Once the photos of a bulked-up Jake Gyllenhaal were released depicting his portrayal of fictional boxer Billy Hope, I think everyone and their mother had high hopes for Antoine Fuqua’s movie, Southpaw. If you were expecting hard-hitting fight scenes that made you dodge jabs and left hooks in your seat, then you got it. If you were expecting goosebumps to run down your back when Gyllenhaal trains to Eminem’s ‘Phenomenal,’ then you got it. And if you were expecting to try to stifle your sobs every other scene, then you definitely got that too. By all standards, it was a phenomenal film and Oscar nominations are definitely in order. However, something about the film struck me as oddly familiar.
Take the third Rocky film, dramatize it by about a thousand and anticipate the wonders of modern-day film, so when the boxer punches his opponent, the sound and the hit actually align perfectly. Do this, add a few twists in the plot, and you’ve got the masterpiece that is Southpaw. This is not to take away from the film in any sense, but rather just a keen observation. The narrative was slightly reminiscent of the third chapter of the Rocky saga in several ways: the provocation of the star boxer by an opponent who wants their chance to fight, that provocation being a disrespectful comment about the star boxers wife, the death of someone close to the star boxer, and of course the right trainer to prepare the star boxer for his fight with the opponent that everyone hates.

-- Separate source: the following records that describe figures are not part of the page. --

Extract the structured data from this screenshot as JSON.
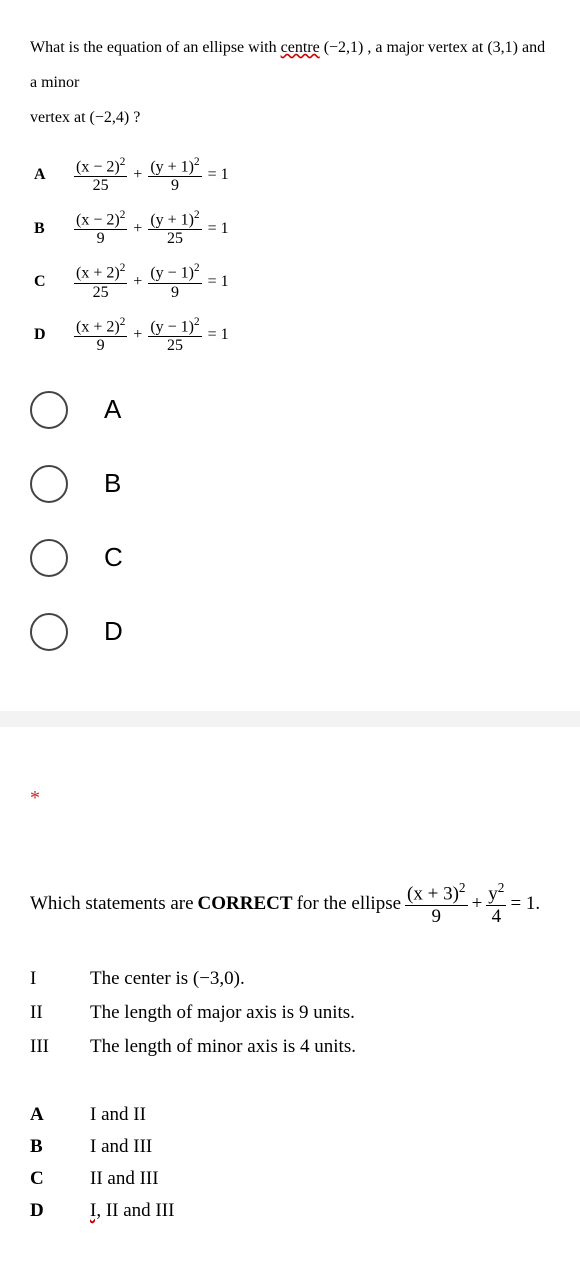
{
  "q1": {
    "text_parts": {
      "p1": "What is the equation of an ellipse with ",
      "centre_word": "centre",
      "p2": " (−2,1) ,  a major vertex at (3,1)  and a minor",
      "p3": "vertex at (−2,4) ?"
    },
    "answers": [
      {
        "label": "A",
        "num1": "(x − 2)",
        "den1": "25",
        "num2": "(y + 1)",
        "den2": "9"
      },
      {
        "label": "B",
        "num1": "(x − 2)",
        "den1": "9",
        "num2": "(y + 1)",
        "den2": "25"
      },
      {
        "label": "C",
        "num1": "(x + 2)",
        "den1": "25",
        "num2": "(y − 1)",
        "den2": "9"
      },
      {
        "label": "D",
        "num1": "(x + 2)",
        "den1": "9",
        "num2": "(y − 1)",
        "den2": "25"
      }
    ],
    "radios": [
      "A",
      "B",
      "C",
      "D"
    ]
  },
  "q2": {
    "required_mark": "*",
    "prefix": "Which statements are ",
    "bold": "CORRECT",
    "mid": " for the ellipse ",
    "frac1_num": "(x + 3)",
    "frac1_den": "9",
    "frac2_num": "y",
    "frac2_den": "4",
    "tail": " = 1.",
    "statements": [
      {
        "label": "I",
        "text": "The center is (−3,0)."
      },
      {
        "label": "II",
        "text": "The length of major axis is 9 units."
      },
      {
        "label": "III",
        "text": "The length of minor axis is 4 units."
      }
    ],
    "options": [
      {
        "label": "A",
        "text": "I and II",
        "wavy": false
      },
      {
        "label": "B",
        "text": "I and III",
        "wavy": false
      },
      {
        "label": "C",
        "text": "II and III",
        "wavy": false
      },
      {
        "label": "D",
        "text": "I,",
        "rest": " II and III",
        "wavy": true
      }
    ]
  },
  "misc": {
    "plus": "+",
    "eq1": "= 1",
    "sq": "2"
  }
}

As a huge Rocky fan, the similarities in the movie arc were very apparent, but the emotional trajectory was far more intense.
There’s no surprise that Hope’s wife, played by the beautiful Rachel McAdams, dies early on in the film, considering the trailer shows us maybe too much, but the way her death affects Billy Hope and his daughter becomes the driving force in the film, much like the death of his trainer Mickey affects Rocky in a way that only trainer Apollo Creed can bring him back from. You’ll see what I mean, I swear.
Following a string of violent and self-inflicting events to cope with the pain and regret of his wife’s murder, Hope winds up losing his daughter to child protection services. To get back on his feet in order to prove to the court that he can care for his child, he turns to gym trainer, Tick Willis, played by Forest Whitaker. The beauty of Gyllenhaal’s performance is his mumbling speech that accompanies the visual deterioration you can literally feel with every visit between him and his daughter. Pair him with Whitaker, who portrays a passionate Willis, who endures a more subtle struggle of his own, you have a winning pair. Literally, but I don’t want to give away too much.
My only gripe with the film, is that an obvious beef between Hope and 50 Cent’s character, Jordan Mains, is never really settled. Mains, who works as Hope’s promoter and longtime friend, stresses the importance of family over contracts, a number of times throughout the film, and you suspect his betrayal from the beginning. When he eventually moves to rival fighter, Miguel Escobar’s corner on a strictly business venture, one would expect Hope to settle up with his former friend, but that never seems to be the case.
Other than this, the film was beautifully done. The training scenes were visually stunning and the final fight scene felt like you were actually at home watching a huge pay-per-view event on your flat screen, especially with Jim Lampley and Roy Jones Jr. calling the fight, and real-life referee Tony Weeks controlling the fight. I’m pretty positive there was even a Miguel Cotto reference made in the movie, the boxing star from Puerto Rico who is set to announce his fight with Mexican fighter, Canelo Alvarez, any day now.
In any case, I give the movie two thumbs up and Gyllenhaal and Whitaker my vote for best actor and best supporting actor.